Normally, everything is OK, the service finds a few documents every now and then and converts them.
But on some occasions, due to a misconfiguration on the system that delivers the documents, a few thousand documents has been in queue for conversion at the same time. When this happens, the service process stays at 100% CPU for a long time, causing the server to become unresponsive to other types of requests.
On Linux, I could probably use nice
or cpulimit
to limit the CPU usage, but all customers run this on Windows.
There are obvious ways I can work around this, for instance I could let the service sleep a bit between every file it handles (but this feels a bit clunky).
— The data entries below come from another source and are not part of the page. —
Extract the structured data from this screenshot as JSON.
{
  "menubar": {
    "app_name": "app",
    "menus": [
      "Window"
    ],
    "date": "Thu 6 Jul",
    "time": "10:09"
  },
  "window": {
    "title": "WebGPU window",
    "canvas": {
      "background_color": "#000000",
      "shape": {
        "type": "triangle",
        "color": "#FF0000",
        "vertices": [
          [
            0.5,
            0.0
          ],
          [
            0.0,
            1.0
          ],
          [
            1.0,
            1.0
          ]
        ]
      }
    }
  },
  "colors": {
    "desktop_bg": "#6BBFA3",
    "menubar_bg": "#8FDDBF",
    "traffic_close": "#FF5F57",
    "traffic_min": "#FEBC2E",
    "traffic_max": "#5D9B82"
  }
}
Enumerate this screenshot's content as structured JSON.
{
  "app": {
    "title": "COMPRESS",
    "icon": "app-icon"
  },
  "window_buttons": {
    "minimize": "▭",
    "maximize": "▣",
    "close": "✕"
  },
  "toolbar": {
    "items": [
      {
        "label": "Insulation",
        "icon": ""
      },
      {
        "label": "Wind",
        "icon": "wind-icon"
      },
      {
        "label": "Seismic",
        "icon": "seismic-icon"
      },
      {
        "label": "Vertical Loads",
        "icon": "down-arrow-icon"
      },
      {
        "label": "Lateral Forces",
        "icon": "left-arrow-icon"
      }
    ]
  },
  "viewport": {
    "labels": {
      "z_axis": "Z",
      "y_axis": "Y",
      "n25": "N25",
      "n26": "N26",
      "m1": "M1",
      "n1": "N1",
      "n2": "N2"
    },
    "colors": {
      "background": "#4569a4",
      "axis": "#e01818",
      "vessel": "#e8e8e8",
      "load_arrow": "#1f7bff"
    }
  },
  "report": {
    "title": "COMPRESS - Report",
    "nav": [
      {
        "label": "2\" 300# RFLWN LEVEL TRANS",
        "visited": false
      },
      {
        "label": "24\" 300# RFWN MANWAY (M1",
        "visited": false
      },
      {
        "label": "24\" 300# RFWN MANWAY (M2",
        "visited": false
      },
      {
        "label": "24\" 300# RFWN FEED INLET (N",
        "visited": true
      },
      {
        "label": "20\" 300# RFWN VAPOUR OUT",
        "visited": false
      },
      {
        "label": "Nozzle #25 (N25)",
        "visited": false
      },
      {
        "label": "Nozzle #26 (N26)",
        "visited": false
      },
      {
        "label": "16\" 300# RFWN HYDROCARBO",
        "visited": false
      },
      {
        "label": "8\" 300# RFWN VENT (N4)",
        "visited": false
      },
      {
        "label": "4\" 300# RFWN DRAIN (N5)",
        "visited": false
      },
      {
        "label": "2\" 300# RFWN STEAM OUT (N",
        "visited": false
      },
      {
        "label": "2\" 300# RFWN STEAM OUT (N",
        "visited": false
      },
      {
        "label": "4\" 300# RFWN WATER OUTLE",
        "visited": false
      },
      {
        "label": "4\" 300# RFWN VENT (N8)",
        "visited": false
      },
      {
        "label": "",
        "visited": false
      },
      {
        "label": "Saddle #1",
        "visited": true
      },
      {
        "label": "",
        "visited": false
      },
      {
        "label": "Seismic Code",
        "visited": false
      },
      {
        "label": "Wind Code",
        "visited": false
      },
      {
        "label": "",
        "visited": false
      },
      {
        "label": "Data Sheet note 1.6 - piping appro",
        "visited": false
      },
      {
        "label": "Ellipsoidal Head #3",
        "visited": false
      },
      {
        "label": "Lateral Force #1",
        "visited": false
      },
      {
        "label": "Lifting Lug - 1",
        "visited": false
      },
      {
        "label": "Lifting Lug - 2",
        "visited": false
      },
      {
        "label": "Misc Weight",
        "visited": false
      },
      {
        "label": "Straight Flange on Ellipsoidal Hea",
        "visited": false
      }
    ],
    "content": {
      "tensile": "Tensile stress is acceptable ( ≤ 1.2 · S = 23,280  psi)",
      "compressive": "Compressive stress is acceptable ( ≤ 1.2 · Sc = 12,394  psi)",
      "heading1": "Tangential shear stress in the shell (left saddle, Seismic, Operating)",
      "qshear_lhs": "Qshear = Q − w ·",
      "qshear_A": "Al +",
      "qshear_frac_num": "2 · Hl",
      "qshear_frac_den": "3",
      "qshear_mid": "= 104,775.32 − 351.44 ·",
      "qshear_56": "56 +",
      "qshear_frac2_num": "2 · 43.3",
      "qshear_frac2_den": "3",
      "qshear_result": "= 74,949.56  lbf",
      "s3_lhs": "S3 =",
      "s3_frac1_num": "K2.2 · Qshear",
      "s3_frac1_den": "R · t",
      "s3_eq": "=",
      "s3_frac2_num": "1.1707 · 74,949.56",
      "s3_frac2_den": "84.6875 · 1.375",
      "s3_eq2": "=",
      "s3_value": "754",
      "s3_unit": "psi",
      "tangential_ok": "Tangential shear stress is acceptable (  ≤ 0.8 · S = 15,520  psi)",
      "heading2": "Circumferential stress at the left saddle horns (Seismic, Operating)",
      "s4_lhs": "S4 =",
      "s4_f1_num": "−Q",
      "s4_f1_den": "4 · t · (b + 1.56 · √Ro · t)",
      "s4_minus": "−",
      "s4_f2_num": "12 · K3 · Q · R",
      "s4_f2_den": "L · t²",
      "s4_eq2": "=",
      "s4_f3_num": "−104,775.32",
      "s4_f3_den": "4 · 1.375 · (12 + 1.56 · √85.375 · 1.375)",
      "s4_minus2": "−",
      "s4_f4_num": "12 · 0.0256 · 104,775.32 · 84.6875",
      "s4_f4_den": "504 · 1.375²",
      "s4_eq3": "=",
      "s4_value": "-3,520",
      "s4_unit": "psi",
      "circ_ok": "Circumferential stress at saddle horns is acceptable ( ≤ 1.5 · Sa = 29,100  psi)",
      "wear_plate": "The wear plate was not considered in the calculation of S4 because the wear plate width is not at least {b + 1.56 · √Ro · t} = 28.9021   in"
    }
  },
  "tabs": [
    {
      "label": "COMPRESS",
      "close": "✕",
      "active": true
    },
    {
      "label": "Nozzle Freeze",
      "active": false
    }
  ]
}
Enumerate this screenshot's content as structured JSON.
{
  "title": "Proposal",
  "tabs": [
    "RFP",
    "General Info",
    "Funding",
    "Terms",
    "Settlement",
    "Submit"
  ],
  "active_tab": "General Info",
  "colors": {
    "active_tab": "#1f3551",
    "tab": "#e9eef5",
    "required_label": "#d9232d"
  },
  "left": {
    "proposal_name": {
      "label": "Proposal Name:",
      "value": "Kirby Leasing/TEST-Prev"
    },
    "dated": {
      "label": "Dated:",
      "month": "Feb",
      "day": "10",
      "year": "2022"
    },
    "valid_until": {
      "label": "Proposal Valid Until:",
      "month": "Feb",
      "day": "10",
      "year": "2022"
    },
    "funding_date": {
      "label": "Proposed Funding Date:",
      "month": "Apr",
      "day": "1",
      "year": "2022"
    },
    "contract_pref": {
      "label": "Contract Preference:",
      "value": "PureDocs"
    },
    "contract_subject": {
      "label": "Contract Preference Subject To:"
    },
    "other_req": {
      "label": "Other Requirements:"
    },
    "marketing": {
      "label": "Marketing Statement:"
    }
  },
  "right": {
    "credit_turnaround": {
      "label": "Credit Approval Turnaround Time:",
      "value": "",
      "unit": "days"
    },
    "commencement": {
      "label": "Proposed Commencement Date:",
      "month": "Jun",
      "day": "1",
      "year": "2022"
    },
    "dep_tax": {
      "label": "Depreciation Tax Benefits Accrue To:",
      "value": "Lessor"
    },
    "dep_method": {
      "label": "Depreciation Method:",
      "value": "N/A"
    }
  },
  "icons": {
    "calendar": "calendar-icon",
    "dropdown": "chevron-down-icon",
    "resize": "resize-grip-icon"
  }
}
Or I could let the extraction process sleep a bit between every regexp match (feels even clunkier).
Questions:
- Why does the application developer (me) even need to worry about this? I thought that assigning resources to processes was the operating system's job? I mean, seriously: Do I really need to make my program slower by design (by introducing some sleep() calls)?
- Is there a way I can configure Windows to give my scheduled task some CPU limit?
- Is this a general problem with CPU bound programs? (or am I doing something fundamentally wrong)
Edit:
- Some answers and comments suggest that I should check my assumption that my process is CPU bound. And that I/O load might be the problem. I want to check on the I/O load, is there a something simple I can look for in the task manager? Would a quickly increasing I/O Reads/Writes values be an indication?